Henny's Voorwerp is the green blob of gas in the centre of this image, sporting a 16,000 light year diameter hole and believed to be a light echo from the bright, stormy centre of a distant galaxy that has since turned out its lights. Image: Dan Smith, Peter Herbert, Matt Jarvis & the ING.

The object has also been nicknamed ‘Hanny’s Voorwerp’ (Voorwerp is dutch for ‘object’) and has been awarded time on the Hubble Space Telescope for follow-up work at a later date. But for now, the Galaxy Zoo-keepers can only speculate as to the origins and nature of the eerie cosmic ghost that haunts the image of a relatively normal frame of galaxies.

"What we saw was really a mystery,” says Schawinski, co-founder of the Galaxy Zoo, “It could have been in our Solar System, or at the edge of the Universe." Even after telescopes around the world were trained on the mysterious object, the astronomers were none the wiser because the Voorwerp didn't appear to contain any stars.
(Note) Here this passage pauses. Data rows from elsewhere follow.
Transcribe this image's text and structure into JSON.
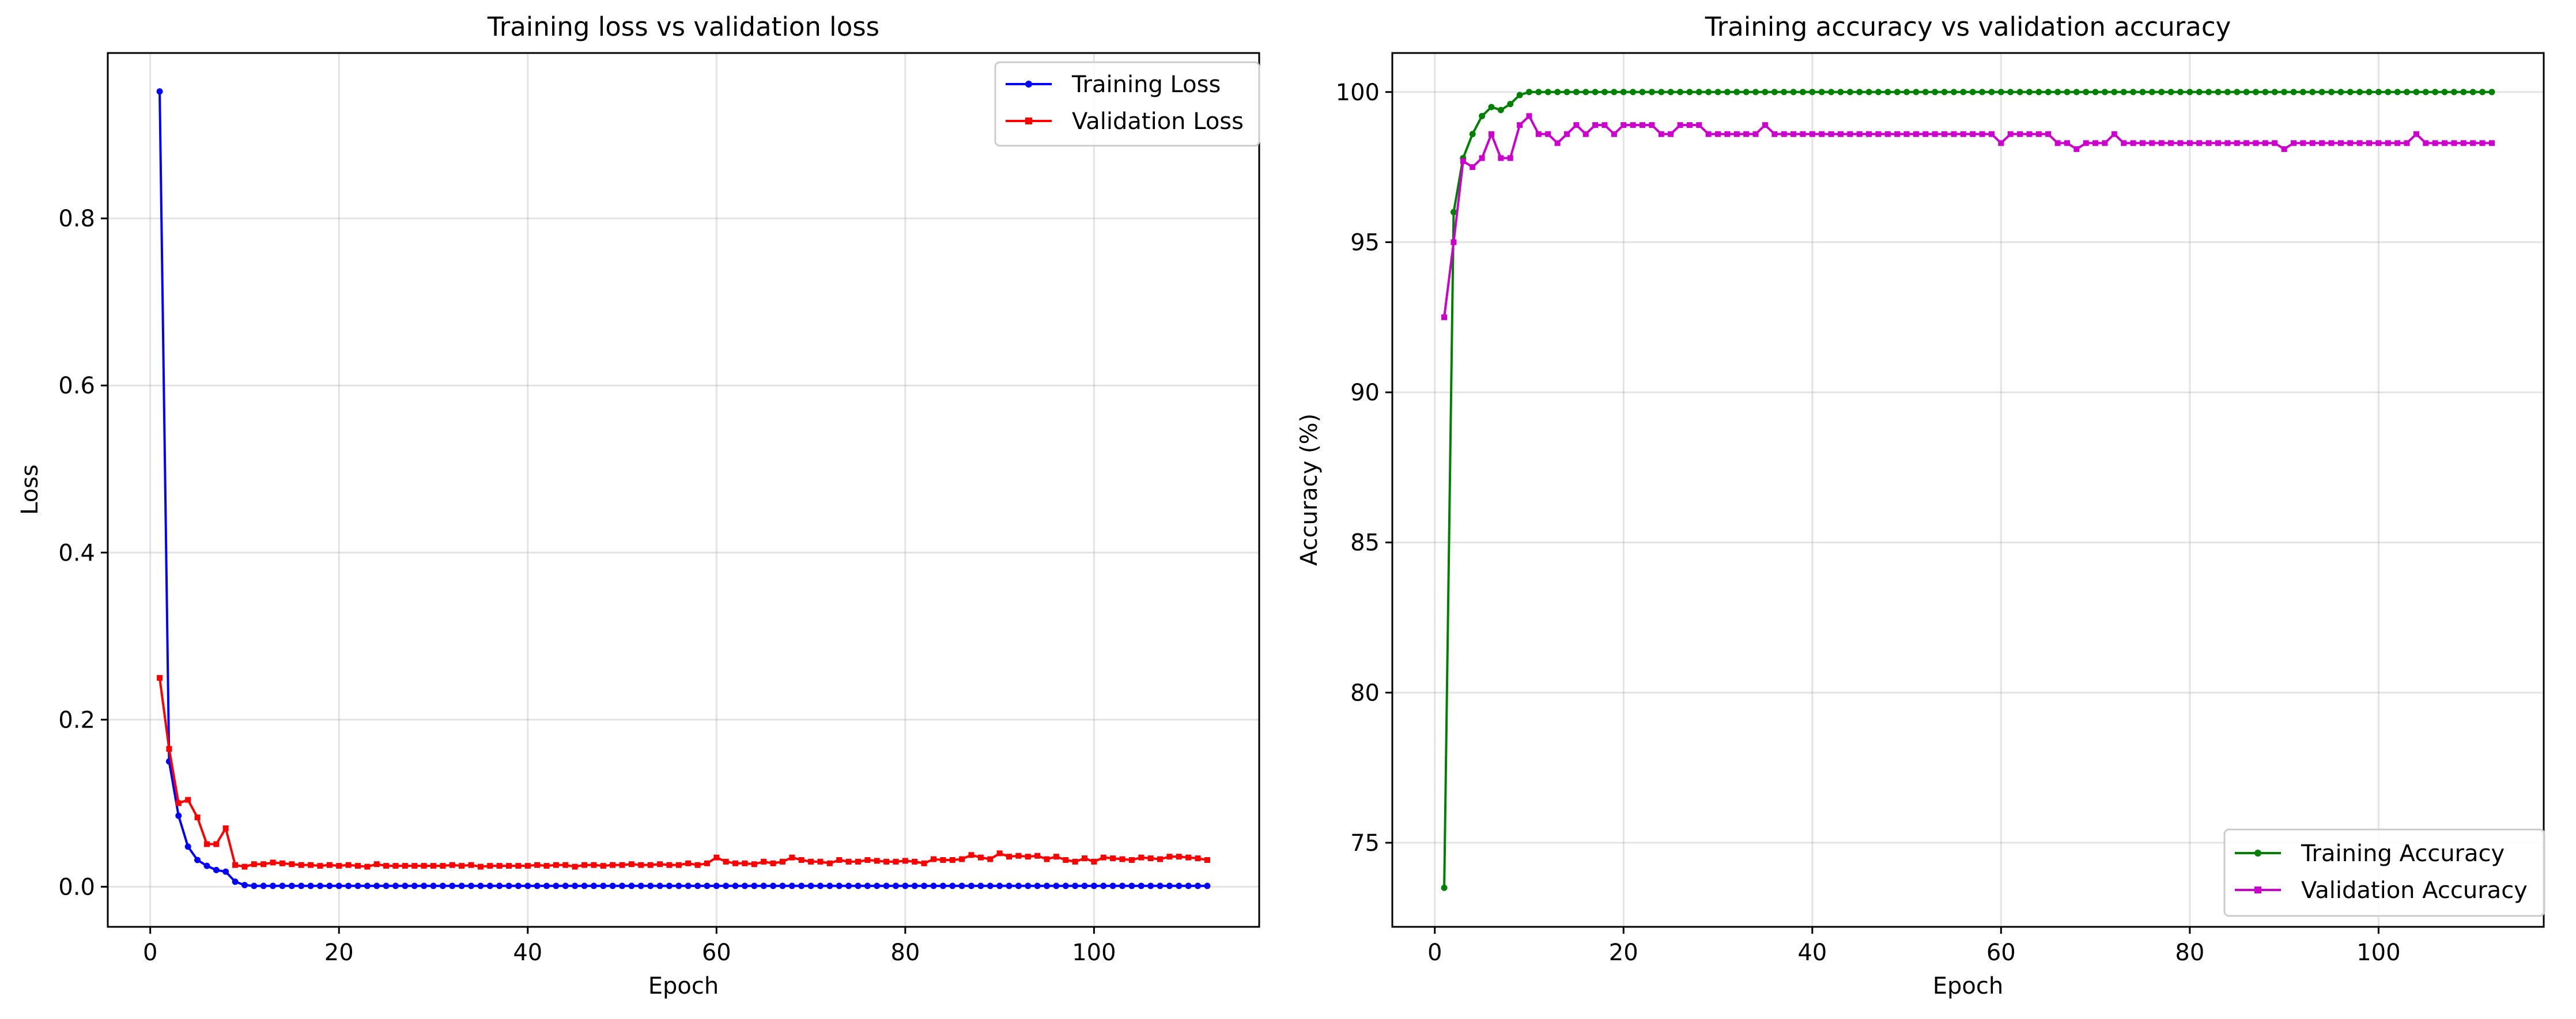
{
  "chart_data": [
    {
      "type": "line",
      "title": "Training loss vs validation loss",
      "xlabel": "Epoch",
      "ylabel": "Loss",
      "xlim": [
        -4.5,
        117.5
      ],
      "ylim": [
        -0.048,
        0.998
      ],
      "xticks": [
        0,
        20,
        40,
        60,
        80,
        100
      ],
      "xtick_labels": [
        "0",
        "20",
        "40",
        "60",
        "80",
        "100"
      ],
      "yticks": [
        0.0,
        0.2,
        0.4,
        0.6,
        0.8
      ],
      "ytick_labels": [
        "0.0",
        "0.2",
        "0.4",
        "0.6",
        "0.8"
      ],
      "grid": true,
      "legend_position": "top-right",
      "x": [
        1,
        2,
        3,
        4,
        5,
        6,
        7,
        8,
        9,
        10,
        11,
        12,
        13,
        14,
        15,
        16,
        17,
        18,
        19,
        20,
        21,
        22,
        23,
        24,
        25,
        26,
        27,
        28,
        29,
        30,
        31,
        32,
        33,
        34,
        35,
        36,
        37,
        38,
        39,
        40,
        41,
        42,
        43,
        44,
        45,
        46,
        47,
        48,
        49,
        50,
        51,
        52,
        53,
        54,
        55,
        56,
        57,
        58,
        59,
        60,
        61,
        62,
        63,
        64,
        65,
        66,
        67,
        68,
        69,
        70,
        71,
        72,
        73,
        74,
        75,
        76,
        77,
        78,
        79,
        80,
        81,
        82,
        83,
        84,
        85,
        86,
        87,
        88,
        89,
        90,
        91,
        92,
        93,
        94,
        95,
        96,
        97,
        98,
        99,
        100,
        101,
        102,
        103,
        104,
        105,
        106,
        107,
        108,
        109,
        110,
        111,
        112
      ],
      "series": [
        {
          "name": "Training Loss",
          "color": "#0000ff",
          "marker": "circle",
          "values": [
            0.952,
            0.15,
            0.085,
            0.048,
            0.032,
            0.025,
            0.02,
            0.018,
            0.006,
            0.002,
            0.001,
            0.001,
            0.001,
            0.001,
            0.001,
            0.001,
            0.001,
            0.001,
            0.001,
            0.001,
            0.001,
            0.001,
            0.001,
            0.001,
            0.001,
            0.001,
            0.001,
            0.001,
            0.001,
            0.001,
            0.001,
            0.001,
            0.001,
            0.001,
            0.001,
            0.001,
            0.001,
            0.001,
            0.001,
            0.001,
            0.001,
            0.001,
            0.001,
            0.001,
            0.001,
            0.001,
            0.001,
            0.001,
            0.001,
            0.001,
            0.001,
            0.001,
            0.001,
            0.001,
            0.001,
            0.001,
            0.001,
            0.001,
            0.001,
            0.001,
            0.001,
            0.001,
            0.001,
            0.001,
            0.001,
            0.001,
            0.001,
            0.001,
            0.001,
            0.001,
            0.001,
            0.001,
            0.001,
            0.001,
            0.001,
            0.001,
            0.001,
            0.001,
            0.001,
            0.001,
            0.001,
            0.001,
            0.001,
            0.001,
            0.001,
            0.001,
            0.001,
            0.001,
            0.001,
            0.001,
            0.001,
            0.001,
            0.001,
            0.001,
            0.001,
            0.001,
            0.001,
            0.001,
            0.001,
            0.001,
            0.001,
            0.001,
            0.001,
            0.001,
            0.001,
            0.001,
            0.001,
            0.001,
            0.001,
            0.001,
            0.001,
            0.001
          ]
        },
        {
          "name": "Validation Loss",
          "color": "#ff0000",
          "marker": "square",
          "values": [
            0.25,
            0.165,
            0.1,
            0.104,
            0.083,
            0.051,
            0.051,
            0.07,
            0.026,
            0.024,
            0.027,
            0.027,
            0.029,
            0.028,
            0.027,
            0.026,
            0.026,
            0.025,
            0.026,
            0.025,
            0.026,
            0.025,
            0.024,
            0.027,
            0.025,
            0.025,
            0.025,
            0.025,
            0.025,
            0.025,
            0.025,
            0.026,
            0.025,
            0.026,
            0.024,
            0.025,
            0.025,
            0.025,
            0.025,
            0.025,
            0.026,
            0.025,
            0.026,
            0.026,
            0.024,
            0.026,
            0.026,
            0.025,
            0.026,
            0.026,
            0.027,
            0.026,
            0.026,
            0.027,
            0.026,
            0.026,
            0.028,
            0.026,
            0.028,
            0.035,
            0.03,
            0.028,
            0.028,
            0.027,
            0.03,
            0.028,
            0.03,
            0.035,
            0.032,
            0.03,
            0.03,
            0.028,
            0.032,
            0.03,
            0.03,
            0.032,
            0.031,
            0.03,
            0.03,
            0.031,
            0.03,
            0.028,
            0.033,
            0.032,
            0.032,
            0.033,
            0.038,
            0.035,
            0.033,
            0.04,
            0.036,
            0.037,
            0.036,
            0.037,
            0.033,
            0.036,
            0.032,
            0.03,
            0.034,
            0.03,
            0.035,
            0.034,
            0.033,
            0.032,
            0.035,
            0.034,
            0.033,
            0.036,
            0.036,
            0.035,
            0.034,
            0.032
          ]
        }
      ]
    },
    {
      "type": "line",
      "title": "Training accuracy vs validation accuracy",
      "xlabel": "Epoch",
      "ylabel": "Accuracy (%)",
      "xlim": [
        -4.5,
        117.5
      ],
      "ylim": [
        72.2,
        101.3
      ],
      "xticks": [
        0,
        20,
        40,
        60,
        80,
        100
      ],
      "xtick_labels": [
        "0",
        "20",
        "40",
        "60",
        "80",
        "100"
      ],
      "yticks": [
        75,
        80,
        85,
        90,
        95,
        100
      ],
      "ytick_labels": [
        "75",
        "80",
        "85",
        "90",
        "95",
        "100"
      ],
      "grid": true,
      "legend_position": "bottom-right",
      "x": [
        1,
        2,
        3,
        4,
        5,
        6,
        7,
        8,
        9,
        10,
        11,
        12,
        13,
        14,
        15,
        16,
        17,
        18,
        19,
        20,
        21,
        22,
        23,
        24,
        25,
        26,
        27,
        28,
        29,
        30,
        31,
        32,
        33,
        34,
        35,
        36,
        37,
        38,
        39,
        40,
        41,
        42,
        43,
        44,
        45,
        46,
        47,
        48,
        49,
        50,
        51,
        52,
        53,
        54,
        55,
        56,
        57,
        58,
        59,
        60,
        61,
        62,
        63,
        64,
        65,
        66,
        67,
        68,
        69,
        70,
        71,
        72,
        73,
        74,
        75,
        76,
        77,
        78,
        79,
        80,
        81,
        82,
        83,
        84,
        85,
        86,
        87,
        88,
        89,
        90,
        91,
        92,
        93,
        94,
        95,
        96,
        97,
        98,
        99,
        100,
        101,
        102,
        103,
        104,
        105,
        106,
        107,
        108,
        109,
        110,
        111,
        112
      ],
      "series": [
        {
          "name": "Training Accuracy",
          "color": "#008000",
          "marker": "circle",
          "values": [
            73.5,
            96.0,
            97.8,
            98.6,
            99.2,
            99.5,
            99.4,
            99.6,
            99.9,
            100,
            100,
            100,
            100,
            100,
            100,
            100,
            100,
            100,
            100,
            100,
            100,
            100,
            100,
            100,
            100,
            100,
            100,
            100,
            100,
            100,
            100,
            100,
            100,
            100,
            100,
            100,
            100,
            100,
            100,
            100,
            100,
            100,
            100,
            100,
            100,
            100,
            100,
            100,
            100,
            100,
            100,
            100,
            100,
            100,
            100,
            100,
            100,
            100,
            100,
            100,
            100,
            100,
            100,
            100,
            100,
            100,
            100,
            100,
            100,
            100,
            100,
            100,
            100,
            100,
            100,
            100,
            100,
            100,
            100,
            100,
            100,
            100,
            100,
            100,
            100,
            100,
            100,
            100,
            100,
            100,
            100,
            100,
            100,
            100,
            100,
            100,
            100,
            100,
            100,
            100,
            100,
            100,
            100,
            100,
            100,
            100,
            100,
            100,
            100,
            100,
            100,
            100
          ]
        },
        {
          "name": "Validation Accuracy",
          "color": "#cc00cc",
          "marker": "square",
          "values": [
            92.5,
            95.0,
            97.7,
            97.5,
            97.8,
            98.6,
            97.8,
            97.8,
            98.9,
            99.2,
            98.6,
            98.6,
            98.3,
            98.6,
            98.9,
            98.6,
            98.9,
            98.9,
            98.6,
            98.9,
            98.9,
            98.9,
            98.9,
            98.6,
            98.6,
            98.9,
            98.9,
            98.9,
            98.6,
            98.6,
            98.6,
            98.6,
            98.6,
            98.6,
            98.9,
            98.6,
            98.6,
            98.6,
            98.6,
            98.6,
            98.6,
            98.6,
            98.6,
            98.6,
            98.6,
            98.6,
            98.6,
            98.6,
            98.6,
            98.6,
            98.6,
            98.6,
            98.6,
            98.6,
            98.6,
            98.6,
            98.6,
            98.6,
            98.6,
            98.3,
            98.6,
            98.6,
            98.6,
            98.6,
            98.6,
            98.3,
            98.3,
            98.1,
            98.3,
            98.3,
            98.3,
            98.6,
            98.3,
            98.3,
            98.3,
            98.3,
            98.3,
            98.3,
            98.3,
            98.3,
            98.3,
            98.3,
            98.3,
            98.3,
            98.3,
            98.3,
            98.3,
            98.3,
            98.3,
            98.1,
            98.3,
            98.3,
            98.3,
            98.3,
            98.3,
            98.3,
            98.3,
            98.3,
            98.3,
            98.3,
            98.3,
            98.3,
            98.3,
            98.6,
            98.3,
            98.3,
            98.3,
            98.3,
            98.3,
            98.3,
            98.3,
            98.3
          ]
        }
      ]
    }
  ]
}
Instead, it was made entirely of 10,000 degree Celsius hot gas that could only be illuminated by something powerful lurking in the vicinity, and so the team turned to nearby galaxy IC 2497 for clues.
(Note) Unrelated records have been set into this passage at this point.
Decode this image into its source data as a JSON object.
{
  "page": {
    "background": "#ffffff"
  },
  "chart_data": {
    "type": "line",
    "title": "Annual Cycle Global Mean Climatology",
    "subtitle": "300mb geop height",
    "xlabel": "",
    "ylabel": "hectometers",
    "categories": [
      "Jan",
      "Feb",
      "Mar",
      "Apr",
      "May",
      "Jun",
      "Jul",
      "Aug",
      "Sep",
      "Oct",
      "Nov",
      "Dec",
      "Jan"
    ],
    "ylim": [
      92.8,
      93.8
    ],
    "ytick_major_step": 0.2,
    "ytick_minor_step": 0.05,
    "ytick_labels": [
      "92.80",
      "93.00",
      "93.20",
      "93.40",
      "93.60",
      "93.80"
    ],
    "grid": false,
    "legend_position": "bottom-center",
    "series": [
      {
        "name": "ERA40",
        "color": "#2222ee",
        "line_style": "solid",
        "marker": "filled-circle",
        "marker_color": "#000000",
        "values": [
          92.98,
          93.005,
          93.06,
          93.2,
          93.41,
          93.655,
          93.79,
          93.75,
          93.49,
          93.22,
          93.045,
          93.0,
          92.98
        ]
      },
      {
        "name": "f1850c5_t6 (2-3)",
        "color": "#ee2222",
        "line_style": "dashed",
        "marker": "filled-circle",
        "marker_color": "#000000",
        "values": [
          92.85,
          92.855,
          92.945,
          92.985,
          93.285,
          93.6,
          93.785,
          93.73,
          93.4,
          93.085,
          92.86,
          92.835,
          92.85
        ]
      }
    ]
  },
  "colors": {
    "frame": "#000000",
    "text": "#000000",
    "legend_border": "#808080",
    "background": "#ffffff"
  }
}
“We think that in the recent past the galaxy IC 2497 hosted an enormously bright quasar," says Schawinski. "Because of the vast scale of the galaxy and the Voorwerp, light from the past still lights up the nearby Voorwerp even though the quasar shut down sometime in the last 100,000 years, and the galaxy's black hole itself has gone quiet." Similar light echoes have been seen around supernovae that exploded decades or centuries ago, but Hanny’s Voorwerp could be the nearest example of such a luminous quasar, with the next nearest active quasar – 3C 273 – a massive 1.7 billion light years further away.

"It's amazing to think that this object has been sitting in the
archives for decades and that amateur volunteers can help by spotting things like this online," says Hanny van Arkel, discoverer of the ‘ghost’.
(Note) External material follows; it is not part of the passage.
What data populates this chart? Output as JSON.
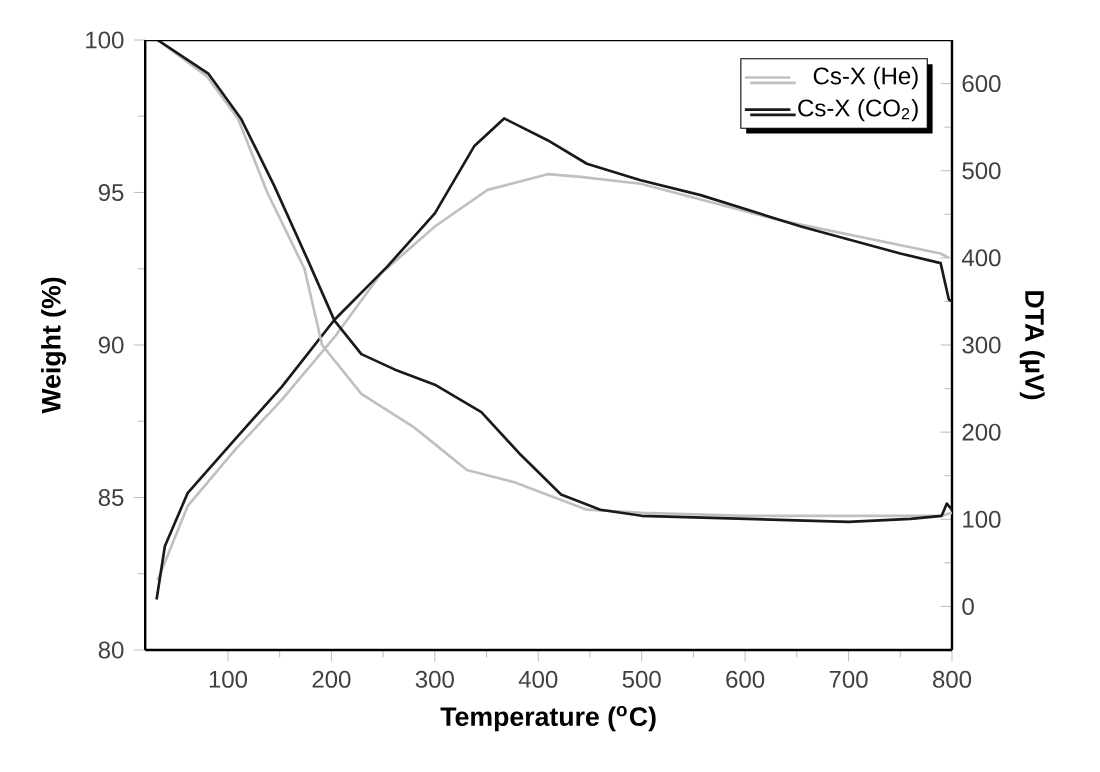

The Galaxy Zoo project was conceived by Schawinski and his colleague Chris Lintott at Oxford University as a means to classify millions of galaxies in a way that an automated classification system would not be able to achieve. The project has so far been an overwhelming success and during the last year, over 150,000 armchair astronomers from all over the world submitted around 50 million online classifications for a set of one million galaxies. The next stage of the Galaxy Zoo enterprise will focus on more unusual astronomical objects, and will perhaps even uncover more beautiful mysteries like Hanny’s Voorwerp.